The appellant argues that the trial court erred in allowing the government to use the affidavit for impeachment purposes because the statement was “compelled testimony” and hence violates his right against self-incrimination. This contention would be well founded if appellant had been compelled to make the statements in the affidavit.3 It is true that appellant was required to make a showing before the court below that he needed the named witnesses, the testimony they were expected to give, that their testimony would be relevant to the issues being tried and that he was unable to pay the costs of securing the witnesses. This showing is required by Rule 17(b) to screen out frivolous requests for witnesses. Murdock v. United States, 283 F.2d 585 (10th Cir. 1960); Reistroffer v. United States, 258 F.2d 379 (8th Cir. 1958), cert. denied, 358 U.S. 927, 79 S.Ct. 313, 3 L.Ed.2d 301 (1959); cf. Coppedge v. United States, 369 U.S. 438, 82 S.Ct. 917, 8 L.Ed.2d 21 (1962). Appellant was called upon to make a showing which a non-indigent is not required to make, but he was not compelled to make a false statement.4 On this record appellant has stated under oath once that he was present at the time and place of the alleged criminal act and once that others would swear he was [871]*871elsewhere at that time. These statements are mutually inconsistent on their face.

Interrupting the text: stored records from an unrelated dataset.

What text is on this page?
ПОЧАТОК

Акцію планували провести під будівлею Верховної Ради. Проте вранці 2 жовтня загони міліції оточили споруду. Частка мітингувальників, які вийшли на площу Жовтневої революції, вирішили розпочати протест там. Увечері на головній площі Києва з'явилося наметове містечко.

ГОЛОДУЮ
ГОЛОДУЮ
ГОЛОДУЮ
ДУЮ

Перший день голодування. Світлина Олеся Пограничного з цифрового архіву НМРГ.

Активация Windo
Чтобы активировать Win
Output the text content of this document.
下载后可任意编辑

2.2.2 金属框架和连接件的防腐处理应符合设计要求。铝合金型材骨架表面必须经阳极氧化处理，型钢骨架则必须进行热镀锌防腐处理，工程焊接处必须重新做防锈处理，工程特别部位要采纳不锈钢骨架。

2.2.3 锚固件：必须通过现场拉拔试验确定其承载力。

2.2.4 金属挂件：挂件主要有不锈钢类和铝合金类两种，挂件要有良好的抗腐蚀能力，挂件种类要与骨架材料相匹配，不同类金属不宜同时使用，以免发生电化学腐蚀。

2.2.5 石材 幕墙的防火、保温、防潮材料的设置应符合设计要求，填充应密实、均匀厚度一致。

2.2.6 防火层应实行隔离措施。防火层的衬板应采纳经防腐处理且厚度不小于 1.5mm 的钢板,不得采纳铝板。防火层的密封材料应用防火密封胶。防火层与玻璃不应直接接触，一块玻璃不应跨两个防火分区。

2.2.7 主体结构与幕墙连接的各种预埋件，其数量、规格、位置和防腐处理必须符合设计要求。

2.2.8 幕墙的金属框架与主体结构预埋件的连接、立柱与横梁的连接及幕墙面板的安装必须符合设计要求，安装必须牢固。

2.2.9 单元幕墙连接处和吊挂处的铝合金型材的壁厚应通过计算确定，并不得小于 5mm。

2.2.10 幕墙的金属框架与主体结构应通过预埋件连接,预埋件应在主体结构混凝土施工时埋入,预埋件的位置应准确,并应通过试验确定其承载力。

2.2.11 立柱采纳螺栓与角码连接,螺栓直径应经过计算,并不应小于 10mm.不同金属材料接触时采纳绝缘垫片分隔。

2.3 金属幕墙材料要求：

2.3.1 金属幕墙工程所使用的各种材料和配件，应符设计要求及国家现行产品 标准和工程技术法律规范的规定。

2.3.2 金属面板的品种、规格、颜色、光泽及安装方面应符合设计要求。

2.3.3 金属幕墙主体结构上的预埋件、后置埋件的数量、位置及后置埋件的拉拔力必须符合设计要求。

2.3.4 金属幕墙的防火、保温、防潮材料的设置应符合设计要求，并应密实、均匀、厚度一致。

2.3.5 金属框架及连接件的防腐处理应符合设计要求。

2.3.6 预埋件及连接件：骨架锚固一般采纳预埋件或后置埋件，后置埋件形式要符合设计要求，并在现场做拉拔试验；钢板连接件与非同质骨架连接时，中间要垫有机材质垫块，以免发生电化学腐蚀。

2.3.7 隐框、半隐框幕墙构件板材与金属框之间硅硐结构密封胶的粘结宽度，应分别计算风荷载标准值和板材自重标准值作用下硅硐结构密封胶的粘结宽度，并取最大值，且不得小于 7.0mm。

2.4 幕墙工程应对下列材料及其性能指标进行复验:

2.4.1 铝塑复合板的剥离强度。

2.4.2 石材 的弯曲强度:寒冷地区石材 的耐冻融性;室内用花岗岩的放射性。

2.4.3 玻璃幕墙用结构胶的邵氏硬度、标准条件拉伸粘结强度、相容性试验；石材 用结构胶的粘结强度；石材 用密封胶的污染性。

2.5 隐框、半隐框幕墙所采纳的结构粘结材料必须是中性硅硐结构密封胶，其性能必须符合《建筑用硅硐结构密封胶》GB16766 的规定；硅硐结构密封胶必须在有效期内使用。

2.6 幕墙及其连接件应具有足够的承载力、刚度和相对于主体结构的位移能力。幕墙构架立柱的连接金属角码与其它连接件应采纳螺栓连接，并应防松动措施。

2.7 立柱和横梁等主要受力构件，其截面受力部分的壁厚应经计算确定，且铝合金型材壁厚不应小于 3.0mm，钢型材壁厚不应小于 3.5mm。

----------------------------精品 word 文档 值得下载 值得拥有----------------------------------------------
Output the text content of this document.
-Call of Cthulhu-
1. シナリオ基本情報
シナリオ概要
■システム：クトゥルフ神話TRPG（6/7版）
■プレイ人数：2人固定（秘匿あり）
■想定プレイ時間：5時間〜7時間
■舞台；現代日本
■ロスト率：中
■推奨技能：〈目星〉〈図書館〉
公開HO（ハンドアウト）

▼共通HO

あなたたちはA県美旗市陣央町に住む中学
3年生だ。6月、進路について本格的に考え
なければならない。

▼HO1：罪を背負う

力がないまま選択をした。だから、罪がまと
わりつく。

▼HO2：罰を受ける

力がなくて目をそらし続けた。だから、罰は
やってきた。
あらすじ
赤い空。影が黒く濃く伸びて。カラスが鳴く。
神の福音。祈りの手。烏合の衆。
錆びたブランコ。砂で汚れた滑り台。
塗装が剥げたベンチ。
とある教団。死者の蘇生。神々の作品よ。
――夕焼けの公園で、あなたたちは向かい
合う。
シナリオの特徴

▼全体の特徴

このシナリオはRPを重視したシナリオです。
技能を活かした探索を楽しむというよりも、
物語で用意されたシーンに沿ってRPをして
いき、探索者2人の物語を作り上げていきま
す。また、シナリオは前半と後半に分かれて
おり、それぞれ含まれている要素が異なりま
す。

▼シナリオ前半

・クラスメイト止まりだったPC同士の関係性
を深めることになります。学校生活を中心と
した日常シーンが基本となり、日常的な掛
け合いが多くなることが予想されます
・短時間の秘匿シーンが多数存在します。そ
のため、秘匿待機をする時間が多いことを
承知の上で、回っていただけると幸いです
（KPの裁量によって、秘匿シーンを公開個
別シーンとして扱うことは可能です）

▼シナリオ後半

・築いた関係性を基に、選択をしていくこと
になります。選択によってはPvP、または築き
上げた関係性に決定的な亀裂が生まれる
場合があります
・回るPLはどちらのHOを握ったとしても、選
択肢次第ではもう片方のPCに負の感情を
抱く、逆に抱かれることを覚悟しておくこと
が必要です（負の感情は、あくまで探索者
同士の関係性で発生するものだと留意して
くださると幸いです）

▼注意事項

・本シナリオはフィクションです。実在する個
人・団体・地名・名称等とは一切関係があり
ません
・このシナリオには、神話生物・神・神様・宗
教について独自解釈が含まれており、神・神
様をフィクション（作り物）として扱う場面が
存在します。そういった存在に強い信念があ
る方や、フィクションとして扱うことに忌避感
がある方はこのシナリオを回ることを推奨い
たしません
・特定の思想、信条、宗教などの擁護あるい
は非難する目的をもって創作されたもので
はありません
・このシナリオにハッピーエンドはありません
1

The issue is not which statement was the truth but narrowly whether the appellant was a truthful witness. It goes directly to the issue of appellant’s credibility; it is not a broadside impeachment by showing bad character.5 For the limited purpose of impeaching the appellant through his inconsistent statements under oath the trial court properly overruled objection to the impeachment use of the affidavit. See Tate v. United States, 109 U.S.App.D.C. 13, 283 F.2d 377 (1960).
The holding in Walder v. United States, 347 U.S. 62, 65, 74 S.Ct. 354, 98 L.Ed. 503 (1954), is not directly in point but its underlying rationale is dis-positive of appellant’s claim. Here as in Walder “there is hardly justification for letting the defendant affirmatively resort to perjurious testimony in reliance on the Government’s disability to challenge his credibility.” An indigent is indeed “compelled” to make a showing he lacks resources or assets in order to have the court appoint counsel, supply witness fees and filing costs, but if it develops that he has a large bank account can it be thought he can successfully prevent impeachment for his false statement to the court?
An accused is not compelled to testify but if he does he is “compelled” to tell the truth at the risk of impeachment by what he has said on some other occasion, as, for example, in a tax return he was “compelled” to file. Raffel v. United States, 271 U.S. 494, 46 S.Ct. 566, 70 L.Ed. 1054 (1926); Leeby v. United States, 192 F.2d 331, 334 (8th Cir. 1951). That he may be indicted for perjury also, is beside the point. In many contexts a citizen is compelled to give information to his government; tax returns,6 passport applications, affidavits in litigation, are but a few. But he is also compelled in another sense to tell the truth or bear the consequences, one of which is to suffer impeachment as a witness. The falsehood in the instant case, whether in the affidavit or in the witness chair, constituted a grave obstruction to the administration of justice and it would be intolerable if appellant could assert any bar to its use to test his veracity.
Reversed and remanded for a new trial.